BY STEVE
APPLEFORD, TOM
BEAUJOUR
It's been 40 years since SoCal brothers Jeff and Steven McDonald, then only 17 and 13, first released music as Redd Kross – okay, the band was actually called Red Cross initially – but, cease-and-desist orders aside, that's one hell of long time for a creative relationship to survive and thrive. From their scrappy beginnings as an amped up, pop-culture-obsessed punk unit to the muscular Kiss and Beatles informed power pop band that clinched them not one, but two major-label deals in the late '80s and '90s, to their most recent series of excellent albums for Merge Records, Redd Kross have brought superior songcraft to the rock 'n' roll table. When the McDonalds began their musical journey it would have been unthinkable for a band, at least one seeking to achieve professional results, to self-record, produce, and mix their own albums.
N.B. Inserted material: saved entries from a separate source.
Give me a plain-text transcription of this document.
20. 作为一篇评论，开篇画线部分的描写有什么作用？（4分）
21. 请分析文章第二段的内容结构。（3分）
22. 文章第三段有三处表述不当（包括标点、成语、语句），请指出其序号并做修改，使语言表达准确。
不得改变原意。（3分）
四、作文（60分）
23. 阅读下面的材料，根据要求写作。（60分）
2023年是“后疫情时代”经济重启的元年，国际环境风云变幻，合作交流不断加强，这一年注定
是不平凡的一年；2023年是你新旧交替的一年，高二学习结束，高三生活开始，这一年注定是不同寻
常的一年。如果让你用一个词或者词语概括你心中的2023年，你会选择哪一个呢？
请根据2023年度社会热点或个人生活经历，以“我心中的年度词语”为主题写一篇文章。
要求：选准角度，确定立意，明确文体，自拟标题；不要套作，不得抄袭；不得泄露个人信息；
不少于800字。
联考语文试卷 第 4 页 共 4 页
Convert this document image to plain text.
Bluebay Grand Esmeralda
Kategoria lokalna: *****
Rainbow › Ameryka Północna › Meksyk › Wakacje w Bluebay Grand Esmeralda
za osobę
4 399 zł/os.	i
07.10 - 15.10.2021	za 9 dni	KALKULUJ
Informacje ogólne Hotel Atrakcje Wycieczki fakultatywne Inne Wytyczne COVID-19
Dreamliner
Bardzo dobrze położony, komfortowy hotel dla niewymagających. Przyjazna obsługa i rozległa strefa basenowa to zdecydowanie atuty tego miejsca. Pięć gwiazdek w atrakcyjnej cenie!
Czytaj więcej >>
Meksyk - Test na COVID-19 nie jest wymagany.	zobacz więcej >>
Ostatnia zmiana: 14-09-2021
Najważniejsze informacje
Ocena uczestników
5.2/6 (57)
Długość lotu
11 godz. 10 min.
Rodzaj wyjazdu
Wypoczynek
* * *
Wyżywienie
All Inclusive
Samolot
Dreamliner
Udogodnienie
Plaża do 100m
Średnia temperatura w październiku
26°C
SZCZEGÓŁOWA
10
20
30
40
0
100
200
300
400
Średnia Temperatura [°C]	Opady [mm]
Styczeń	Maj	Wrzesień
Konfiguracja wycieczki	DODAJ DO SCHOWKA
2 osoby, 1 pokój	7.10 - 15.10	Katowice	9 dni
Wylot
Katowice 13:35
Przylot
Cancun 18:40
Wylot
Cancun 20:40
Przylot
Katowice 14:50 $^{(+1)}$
But, as recording technology has evolved over the ensuing decades, both brothers (Steven more obsessively than Jeff, as you'll see) have embraced the freedom and ability to maintain the integrity of a creative vision that DIY record-making affords. The younger McDonald, who had already tasked himself with mixing Redd Kross' 2012 album, Researching the Blues, also recorded and engineered all of their latest release, Beyond the Door at his own studio, The Whiskey Kitchen. Propelled by the inimitable Dale Crover of the Melvins (see interview this issue) on drums, it's an album that sounds so full, so energetic, so totally tubular, that it led an occasional Tape Op contributor such as myself to think, "Fuck! Who recorded this?" That's the very question that lead me to pitch a story on Redd Kross to the magazine.